Perhatikanlah secara seksama, bagaimana kondisi masyarakat di saat makanan menjadi “hal yang mewah” bagi mereka. Sebut saja Chad, negara yang dihadapi krisis pangan yang kian menggurita. Masyarakatnya sudah kadung kekurangan gizi kronis. Urutan selanjutnya ada Yaman, negara pasar pasir yang tidak bisa melepas diri dari pusaran konflik. Perang saudara yang tidak berkesudahan mengakibatkan krisis pangan. Dikabarkan 18 juta orang menghadapi kelaparan dan 8 juta orang berisiko kelaparan.

Maka dari itu, makanan menjadi suatu hal yang penting bagi negara. Sebab, banyak sekali sektor negara yang dipertaruhkan dari keberadaan makanan. Mulai dari sektor kesehatan, sektor pangan, sektor keamanan negara, sektor ekonomi, hingga sektor politik. Jikalau makanan bisa memenuhi atau bahkan berlimpah jumlahnya, tak diragukan lagi, negara bakal mengalami kemajuan yang pesat.

Kendati demikian, kita tidak dapat memungkiri bahwa makanan menjadi pedang bermata dua. Karena semakin banyak makanan yang dikonsumsi, semakin banyak pula limbah makanan yang dihasilkan. Dan kedua aspek tersebut proporsional dengan penduduk, terutama di Indonesia, yang selalu mengalami pertumbuhan 1,1% tiap tahunnya. Bonus demografi ini bisa saja sewaktu-waktu menjadi bom waktu atas limbah makanan.

Pasalnya, Indonesia sendiri menempati posisi kedua sebagai produsen limbah makanan terbesar di dunia, per tahun 2018. Mengingat budaya orang-orang Indonesia yang kerap kali membuang sisa makanan yang tidak habis, maka ini bukan hal yang mustahil. Selain itu, distribusi bahan makanan sampai proses pengolahan, turut mehasilkan limbah makanan yang banyak.
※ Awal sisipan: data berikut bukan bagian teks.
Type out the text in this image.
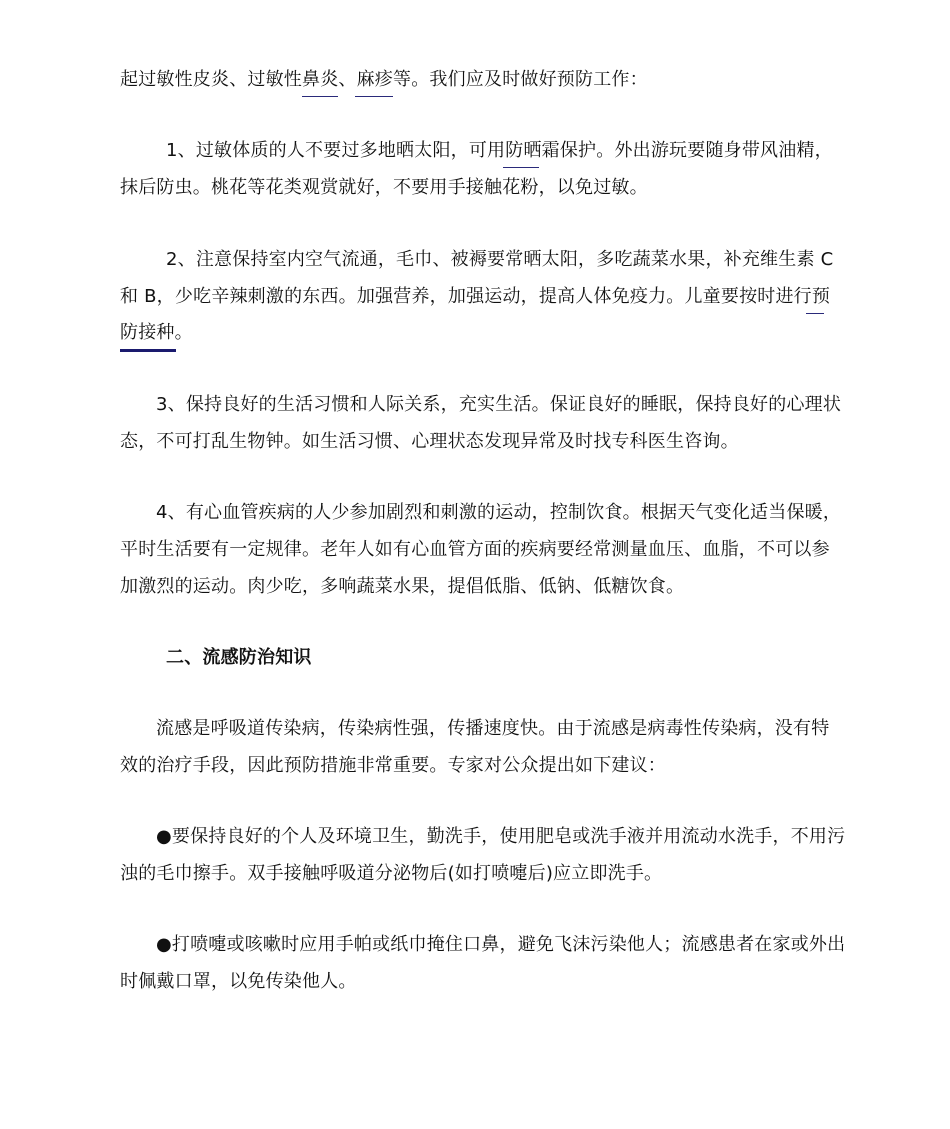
起过敏性皮炎、过敏性鼻炎、麻疹等。我们应及时做好预防工作：
1、过敏体质的人不要过多地晒太阳，可用防晒霜保护。外出游玩要随身带风油精，
抹后防虫。桃花等花类观赏就好，不要用手接触花粉，以免过敏。
2、注意保持室内空气流通，毛巾、被褥要常晒太阳，多吃蔬菜水果，补充维生素 C
和 B，少吃辛辣刺激的东西。加强营养，加强运动，提高人体免疫力。儿童要按时进行预
防接种。
3、保持良好的生活习惯和人际关系，充实生活。保证良好的睡眠，保持良好的心理状
态，不可打乱生物钟。如生活习惯、心理状态发现异常及时找专科医生咨询。
4、有心血管疾病的人少参加剧烈和刺激的运动，控制饮食。根据天气变化适当保暖，
平时生活要有一定规律。老年人如有心血管方面的疾病要经常测量血压、血脂，不可以参
加激烈的运动。肉少吃，多响蔬菜水果，提倡低脂、低钠、低糖饮食。
二、流感防治知识
流感是呼吸道传染病，传染病性强，传播速度快。由于流感是病毒性传染病，没有特
效的治疗手段，因此预防措施非常重要。专家对公众提出如下建议：
●要保持良好的个人及环境卫生，勤洗手，使用肥皂或洗手液并用流动水洗手，不用污
浊的毛巾擦手。双手接触呼吸道分泌物后(如打喷嚏后)应立即洗手。
●打喷嚏或咳嗽时应用手帕或纸巾掩住口鼻，避免飞沫污染他人；流感患者在家或外出
时佩戴口罩，以免传染他人。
Kemudian akan muncul masalah-masalah baru. Perubahan iklim, misalnya, turut disebabkan oleh efek gas rumah kaca. Limbah makanan, mengandung gas metana, yang ternyata jauh lebih berbahaya dari CO2. Sejumlah 164 juta ton metana yang dilepaskan ke atmosfer tiap tahunnya, dikabarkan dapat merusak lapisan ozon. Ini tentu menjadi berita yang sangat buruk bagi keamanan iklim.

Berangkat dari hal inilah, kemudian biogas memegang peranan penting dalam manajemen limbah makanan. Biogas dihasilkan dari penguraian bahan-bahan organik oleh bakteri dalam kondisi kedap udara. Bahan organik seperti limbah makanan, mengandung gas metana yang dapat dimanfaatkan sebagai bahan bakar. Nantinya, gas metana tersebut akan terbawa sampai ke proses biogas, sehingga bisa dilepaskan ke atmosfer dan tidak menambah jumlah karbon di atmosfer.

Limbah dari biogas pun tidak kalah manfaatnya. Katanya, limbah biogas berupa kotoran ternak yang kadung kehilangan gasnya (slurry), bisa digunakan sebagai pupuk organik. Pupuk ini memiliki kekayaan unsur-unsur yang diperlukan oleh tanaman.

Namun di Indonesia sendiri, realisasi biogas masih jauh dari ekspektasi. Terdapat berbagai masalah dalam penerapan teknologi biogas. Pertama, keberlanjutan teknologi biogas di suatu daerah. Ketika pemerintah lokal membiarkan masyarakat untuk mandiri dalam memakai biogas, belum tentu masyarakatnya siap. Alhasil, biogas dibiarkan begitu saja. Biaya pengoperasian masih berjalan dan semakin membengkak.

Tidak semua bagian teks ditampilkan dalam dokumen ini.